Getting over no and moving past rejection
The entertainment industry is filled with rejection. Big Tech is filled with rejection (see: recent layoffs). In fact, all industries are filled with rejection. You know this. But that doesn’t make it any easier when it happens to you.
If you’ve recently been rejected from a job, a dream, a person, or a situation, I feel for you. I’m bummed on your behalf. I can only imagine how you feel.
But if you were recently rejected, I’m also very proud of you. Proud? Yes, proud. You put yourself in a situation where you could be rejected. This takes courage. You’re putting yourself out there. And no matter the sector, putting yourself out there is your job. The amount of times I’ve been told “no,” the amount of times I’ve been rejected, the amount of times I’ve been turned away could fill, as they say, volumes. And if I’m living (which, by all accounts, I AM!), there will be more rejections in store around the corner.
The solution is to receive enough “yeses” to offset every “no”
In her book, Thinking in Bets, Annie Duke compares life to being more like poker than chess. In life, there is no chessboard (not to be confused with “cheeseboard,” which is muy delicious). In life, there are no absolute Kings and Queens that hold all of the power. And in life, knights certainly don’t move in an “L” shape, at least, not that I’ve seen. Rather, life is a game of probabilities. Everything is a bet and nothing is fully guaranteed.
Except (and accept) one: rejection
I’ve known a few people who track their rejections. If this works for you, you do you. This doesn’t work for me. Instead, I remind myself that there are a LOT of “nos” on the road to every “yes.” And as I rush toward more “nos,” when I receive a hard-won “yes,” I pat myself on the back with a little more gusto. I remind myself…
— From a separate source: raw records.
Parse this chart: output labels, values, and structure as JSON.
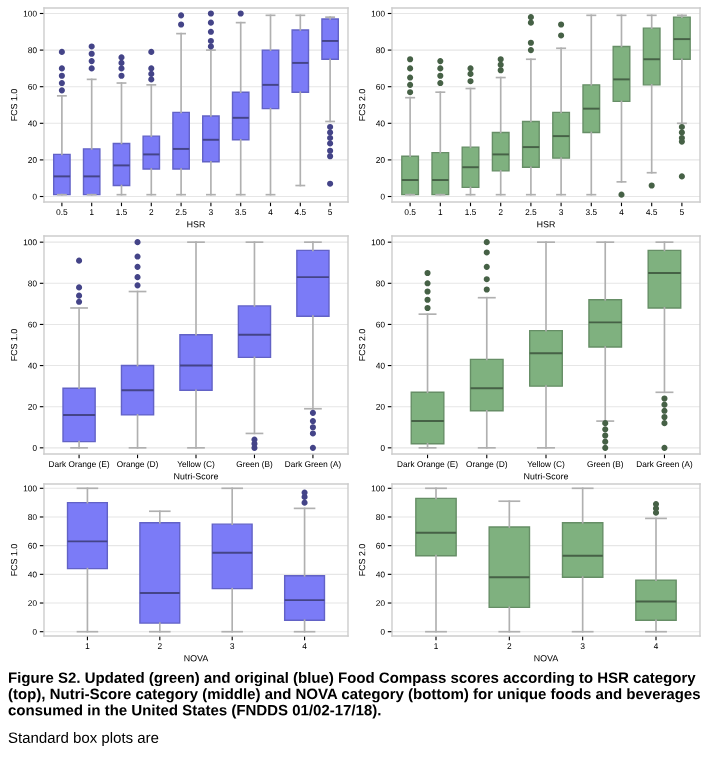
{
  "chart_data": [
    {
      "type": "box",
      "xlabel": "HSR",
      "ylabel": "FCS 1.0",
      "categories": [
        "0.5",
        "1",
        "1.5",
        "2",
        "2.5",
        "3",
        "3.5",
        "4",
        "4.5",
        "5"
      ],
      "ylim": [
        -3,
        103
      ],
      "yticks": [
        0,
        20,
        40,
        60,
        80,
        100
      ],
      "grid": "y",
      "series": [
        {
          "color": "#7b7bf7",
          "boxes": [
            {
              "low": 1,
              "q1": 1,
              "median": 11,
              "q3": 23,
              "high": 55,
              "outliers": [
                58,
                62,
                66,
                70,
                79
              ]
            },
            {
              "low": 1,
              "q1": 1,
              "median": 11,
              "q3": 26,
              "high": 64,
              "outliers": [
                70,
                74,
                78,
                82
              ]
            },
            {
              "low": 1,
              "q1": 6,
              "median": 17,
              "q3": 29,
              "high": 62,
              "outliers": [
                66,
                70,
                73,
                76
              ]
            },
            {
              "low": 1,
              "q1": 15,
              "median": 23,
              "q3": 33,
              "high": 61,
              "outliers": [
                64,
                67,
                70,
                79
              ]
            },
            {
              "low": 1,
              "q1": 15,
              "median": 26,
              "q3": 46,
              "high": 89,
              "outliers": [
                94,
                99
              ]
            },
            {
              "low": 1,
              "q1": 19,
              "median": 31,
              "q3": 44,
              "high": 80,
              "outliers": [
                82,
                85,
                90,
                95,
                100
              ]
            },
            {
              "low": 1,
              "q1": 31,
              "median": 43,
              "q3": 57,
              "high": 95,
              "outliers": [
                100
              ]
            },
            {
              "low": 1,
              "q1": 48,
              "median": 61,
              "q3": 80,
              "high": 99
            },
            {
              "low": 6,
              "q1": 57,
              "median": 73,
              "q3": 91,
              "high": 99
            },
            {
              "low": 41,
              "q1": 75,
              "median": 85,
              "q3": 97,
              "high": 98,
              "outliers": [
                38,
                35,
                32,
                29,
                25,
                22,
                7
              ]
            }
          ]
        }
      ]
    },
    {
      "type": "box",
      "xlabel": "HSR",
      "ylabel": "FCS 2.0",
      "categories": [
        "0.5",
        "1",
        "1.5",
        "2",
        "2.5",
        "3",
        "3.5",
        "4",
        "4.5",
        "5"
      ],
      "ylim": [
        -3,
        103
      ],
      "yticks": [
        0,
        20,
        40,
        60,
        80,
        100
      ],
      "grid": "y",
      "series": [
        {
          "color": "#7fb17f",
          "boxes": [
            {
              "low": 1,
              "q1": 1,
              "median": 9,
              "q3": 22,
              "high": 54,
              "outliers": [
                57,
                61,
                65,
                70,
                75
              ]
            },
            {
              "low": 1,
              "q1": 1,
              "median": 9,
              "q3": 24,
              "high": 57,
              "outliers": [
                62,
                66,
                70,
                74
              ]
            },
            {
              "low": 1,
              "q1": 5,
              "median": 16,
              "q3": 27,
              "high": 59,
              "outliers": [
                63,
                67,
                70
              ]
            },
            {
              "low": 1,
              "q1": 14,
              "median": 23,
              "q3": 35,
              "high": 65,
              "outliers": [
                69,
                72,
                75
              ]
            },
            {
              "low": 1,
              "q1": 16,
              "median": 27,
              "q3": 41,
              "high": 75,
              "outliers": [
                80,
                84,
                95,
                98
              ]
            },
            {
              "low": 1,
              "q1": 21,
              "median": 33,
              "q3": 46,
              "high": 81,
              "outliers": [
                88,
                94
              ]
            },
            {
              "low": 1,
              "q1": 35,
              "median": 48,
              "q3": 61,
              "high": 99
            },
            {
              "low": 8,
              "q1": 52,
              "median": 64,
              "q3": 82,
              "high": 99,
              "outliers": [
                1
              ]
            },
            {
              "low": 13,
              "q1": 61,
              "median": 75,
              "q3": 92,
              "high": 99,
              "outliers": [
                6
              ]
            },
            {
              "low": 40,
              "q1": 75,
              "median": 86,
              "q3": 98,
              "high": 99,
              "outliers": [
                38,
                35,
                32,
                30,
                11
              ]
            }
          ]
        }
      ]
    },
    {
      "type": "box",
      "xlabel": "Nutri-Score",
      "ylabel": "FCS 1.0",
      "categories": [
        "Dark Orange (E)",
        "Orange (D)",
        "Yellow (C)",
        "Green (B)",
        "Dark Green (A)"
      ],
      "ylim": [
        -3,
        103
      ],
      "yticks": [
        0,
        20,
        40,
        60,
        80,
        100
      ],
      "grid": "y",
      "series": [
        {
          "color": "#7b7bf7",
          "boxes": [
            {
              "low": 0,
              "q1": 3,
              "median": 16,
              "q3": 29,
              "high": 68,
              "outliers": [
                71,
                74,
                78,
                91
              ]
            },
            {
              "low": 0,
              "q1": 16,
              "median": 28,
              "q3": 40,
              "high": 76,
              "outliers": [
                79,
                83,
                88,
                93,
                100
              ]
            },
            {
              "low": 0,
              "q1": 28,
              "median": 40,
              "q3": 55,
              "high": 100
            },
            {
              "low": 7,
              "q1": 44,
              "median": 55,
              "q3": 69,
              "high": 100,
              "outliers": [
                4,
                2,
                0
              ]
            },
            {
              "low": 19,
              "q1": 64,
              "median": 83,
              "q3": 96,
              "high": 100,
              "outliers": [
                17,
                13,
                10,
                7,
                0
              ]
            }
          ]
        }
      ]
    },
    {
      "type": "box",
      "xlabel": "Nutri-Score",
      "ylabel": "FCS 2.0",
      "categories": [
        "Dark Orange (E)",
        "Orange (D)",
        "Yellow (C)",
        "Green (B)",
        "Dark Green (A)"
      ],
      "ylim": [
        -3,
        103
      ],
      "yticks": [
        0,
        20,
        40,
        60,
        80,
        100
      ],
      "grid": "y",
      "series": [
        {
          "color": "#7fb17f",
          "boxes": [
            {
              "low": 0,
              "q1": 2,
              "median": 13,
              "q3": 27,
              "high": 65,
              "outliers": [
                68,
                72,
                76,
                80,
                85
              ]
            },
            {
              "low": 0,
              "q1": 18,
              "median": 29,
              "q3": 43,
              "high": 73,
              "outliers": [
                77,
                82,
                88,
                95,
                100
              ]
            },
            {
              "low": 0,
              "q1": 30,
              "median": 46,
              "q3": 57,
              "high": 100
            },
            {
              "low": 13,
              "q1": 49,
              "median": 61,
              "q3": 72,
              "high": 100,
              "outliers": [
                12,
                9,
                6,
                3,
                0
              ]
            },
            {
              "low": 27,
              "q1": 68,
              "median": 85,
              "q3": 96,
              "high": 100,
              "outliers": [
                24,
                21,
                18,
                15,
                12,
                0
              ]
            }
          ]
        }
      ]
    },
    {
      "type": "box",
      "xlabel": "NOVA",
      "ylabel": "FCS 1.0",
      "categories": [
        "1",
        "2",
        "3",
        "4"
      ],
      "ylim": [
        -3,
        103
      ],
      "yticks": [
        0,
        20,
        40,
        60,
        80,
        100
      ],
      "grid": "y",
      "series": [
        {
          "color": "#7b7bf7",
          "boxes": [
            {
              "low": 0,
              "q1": 44,
              "median": 63,
              "q3": 90,
              "high": 100
            },
            {
              "low": 0,
              "q1": 6,
              "median": 27,
              "q3": 76,
              "high": 84
            },
            {
              "low": 0,
              "q1": 30,
              "median": 55,
              "q3": 75,
              "high": 100
            },
            {
              "low": 0,
              "q1": 8,
              "median": 22,
              "q3": 39,
              "high": 86,
              "outliers": [
                90,
                94,
                97
              ]
            }
          ]
        }
      ]
    },
    {
      "type": "box",
      "xlabel": "NOVA",
      "ylabel": "FCS 2.0",
      "categories": [
        "1",
        "2",
        "3",
        "4"
      ],
      "ylim": [
        -3,
        103
      ],
      "yticks": [
        0,
        20,
        40,
        60,
        80,
        100
      ],
      "grid": "y",
      "series": [
        {
          "color": "#7fb17f",
          "boxes": [
            {
              "low": 0,
              "q1": 53,
              "median": 69,
              "q3": 93,
              "high": 100
            },
            {
              "low": 0,
              "q1": 17,
              "median": 38,
              "q3": 73,
              "high": 91
            },
            {
              "low": 0,
              "q1": 38,
              "median": 53,
              "q3": 76,
              "high": 100
            },
            {
              "low": 0,
              "q1": 8,
              "median": 21,
              "q3": 36,
              "high": 79,
              "outliers": [
                83,
                86,
                89
              ]
            }
          ]
        }
      ],
      "annotations": [
        "Figure S2. Updated (green) and original (blue) Food Compass scores according to HSR category (top), Nutri-Score category (middle) and NOVA category (bottom) for unique foods and beverages consumed in the United States (FNDDS 01/02-17/18).",
        "Standard box plots are"
      ]
    }
  ]
}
You went through a lot of “nos” to get here
Once upon a time I trained with a voice actor who gave me the following advice. He told me that whenever he auditions or applies for something or puts himself out there or asks for something he deeply wants or does something brave, etc. he says to himself:
"This or something better is now happening for me."
This or something is now happening for you, also. In other words, on the other side of every no, something better is on the way. And the more “nos” you receive, the more other-sides you have.
No rejection
I’m telling you this because it’s advice that I need to be reminded of, also. Being rejected sucks. It hurts. But it doesn’t have to define you.
When I was in LA, I got so frustrated by all of “nos” and “waits” that I left. Sure, I was hotheaded, but it was also something I needed to do. I needed to get my head right. Interestingly, when I decided to leave, I was the one saying, “no.” I was the one saying, “not like this.”
Following the yes
Exclusivity is a game to create scarcity to drive arbitrary or perceived value. Don’t let that game creep into your self-worth. It has no place there.
Keep going
If you’re reading this, I’m very proud of you. Listen to everything. Do as much as you can. Ask yourself: what do YOU like? What do you dislike? And why? Find your own sound, your own style, and your own sensibility. Judy Greer was once told that she’d never work if she didn’t get rid of her midwest accent (you can hear her story on this episode of WTF with Marc Maron). Also interestingly, she started getting cast BECAUSE of it.
You define your worth, not rejection
You are so much more than the way you sound, what you do, and, of course, any “no” or rejection. Coincidentally, you are so much more than any “yes” either. Both “yes” and “no” can be traps if you let them.